4. GERMAN DIVE-BOMBERS WERE EQUIPPED WITH SIRENS TO SPREAD TERROR.

Among many examples of Germany’s evil genius for psychological warfare, one of the most famous was the decision to equip its Ju 87 dive bombers with air-powered sirens that emitted a shrieking, unearthly wail as the plane went into attack. The siren, known as the “Jericho Trumpet,” was intended to spread terror among enemy troops and civilians on the ground—and it worked. To this day the Jericho Trumpet is one of the most recognizable, and terrifying, sounds of war. It was certainly one of the lasting impressions of the Dunkirk evacuation for ordinary troops caught beneath the German bombs. Lieutenant Elliman, a British gunner who was waiting to be evacuated on Malo-les-Bains beach, later recalled the Stukas “diving, zooming, screeching, and wheeling over our heads like a flock of huge infernal seagulls.”

5. THE FRENCH FOUGHT A HOPELESS BATTLE TO COVER THE EVACUATION.

By Saidman (Mr), War Office official photographer — Photograph H 1636 from the Imperial War Museums, Public Domain, Wikimedia Commons

Although Churchill and other Brits were quick to criticize the failure of France’s generals during the Fall of France, many ordinary French soldiers and officers fought bravely and honorably—and one hopeless “last stand” in particular probably helped enable the successful evacuation of Dunkirk.
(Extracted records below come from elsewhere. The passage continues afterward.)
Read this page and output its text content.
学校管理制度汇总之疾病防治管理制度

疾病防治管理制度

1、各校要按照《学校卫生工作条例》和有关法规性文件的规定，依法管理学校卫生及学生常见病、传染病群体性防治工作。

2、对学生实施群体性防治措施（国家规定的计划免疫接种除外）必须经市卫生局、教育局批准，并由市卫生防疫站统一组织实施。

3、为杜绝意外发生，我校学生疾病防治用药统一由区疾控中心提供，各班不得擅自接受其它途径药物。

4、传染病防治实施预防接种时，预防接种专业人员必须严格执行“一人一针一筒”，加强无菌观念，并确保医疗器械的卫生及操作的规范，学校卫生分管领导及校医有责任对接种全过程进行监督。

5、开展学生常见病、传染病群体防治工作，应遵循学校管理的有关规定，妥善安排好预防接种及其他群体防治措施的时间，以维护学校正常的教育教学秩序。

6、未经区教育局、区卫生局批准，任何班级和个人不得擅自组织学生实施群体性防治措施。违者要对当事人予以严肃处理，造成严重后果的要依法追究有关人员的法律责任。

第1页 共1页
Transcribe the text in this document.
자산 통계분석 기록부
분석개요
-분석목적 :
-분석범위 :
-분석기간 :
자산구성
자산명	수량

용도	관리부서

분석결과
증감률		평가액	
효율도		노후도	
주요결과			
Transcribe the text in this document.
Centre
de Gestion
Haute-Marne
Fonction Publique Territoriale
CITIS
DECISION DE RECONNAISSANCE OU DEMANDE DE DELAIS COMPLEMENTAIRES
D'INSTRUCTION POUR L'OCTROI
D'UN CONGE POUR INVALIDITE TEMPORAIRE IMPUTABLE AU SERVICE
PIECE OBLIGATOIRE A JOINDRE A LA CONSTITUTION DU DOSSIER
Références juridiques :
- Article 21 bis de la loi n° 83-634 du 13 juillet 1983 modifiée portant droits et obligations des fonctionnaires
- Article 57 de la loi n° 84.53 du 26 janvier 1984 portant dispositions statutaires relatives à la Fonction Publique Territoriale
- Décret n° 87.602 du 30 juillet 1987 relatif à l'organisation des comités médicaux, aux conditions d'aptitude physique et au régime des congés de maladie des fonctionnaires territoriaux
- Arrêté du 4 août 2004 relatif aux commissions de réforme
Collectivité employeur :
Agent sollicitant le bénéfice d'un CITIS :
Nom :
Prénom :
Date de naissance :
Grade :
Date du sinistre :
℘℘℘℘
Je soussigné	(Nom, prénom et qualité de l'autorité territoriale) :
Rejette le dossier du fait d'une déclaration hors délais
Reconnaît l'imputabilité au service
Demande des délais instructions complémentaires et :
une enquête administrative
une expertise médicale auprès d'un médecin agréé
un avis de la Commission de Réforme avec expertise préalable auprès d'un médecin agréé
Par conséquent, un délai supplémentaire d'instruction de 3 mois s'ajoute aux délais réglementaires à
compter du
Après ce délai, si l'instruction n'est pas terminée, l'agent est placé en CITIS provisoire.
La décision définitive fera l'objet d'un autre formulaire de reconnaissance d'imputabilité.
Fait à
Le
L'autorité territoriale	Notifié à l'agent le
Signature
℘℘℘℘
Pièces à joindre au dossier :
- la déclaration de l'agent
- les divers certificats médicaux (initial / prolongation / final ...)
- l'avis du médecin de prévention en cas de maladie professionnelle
As British and French troops withdrew to Dunkirk, 40 miles to the southeast French troops in two corps of the French First Army staged a ferocious defense against seven German divisions from May 28 to May 31, 1940, refusing to surrender and mounting several attempts to break out despite being heavily outnumbered (110,000 to 40,000). The valiant French effort, led by General Jean-Baptiste Molinié, helped tie up three German tank divisions under Erwin Rommel, enabling the British Expeditionary Force and the remaining troops of the French First Army to retreat and dig in at Dunkirk, ultimately saving another 100,000 Allied troops.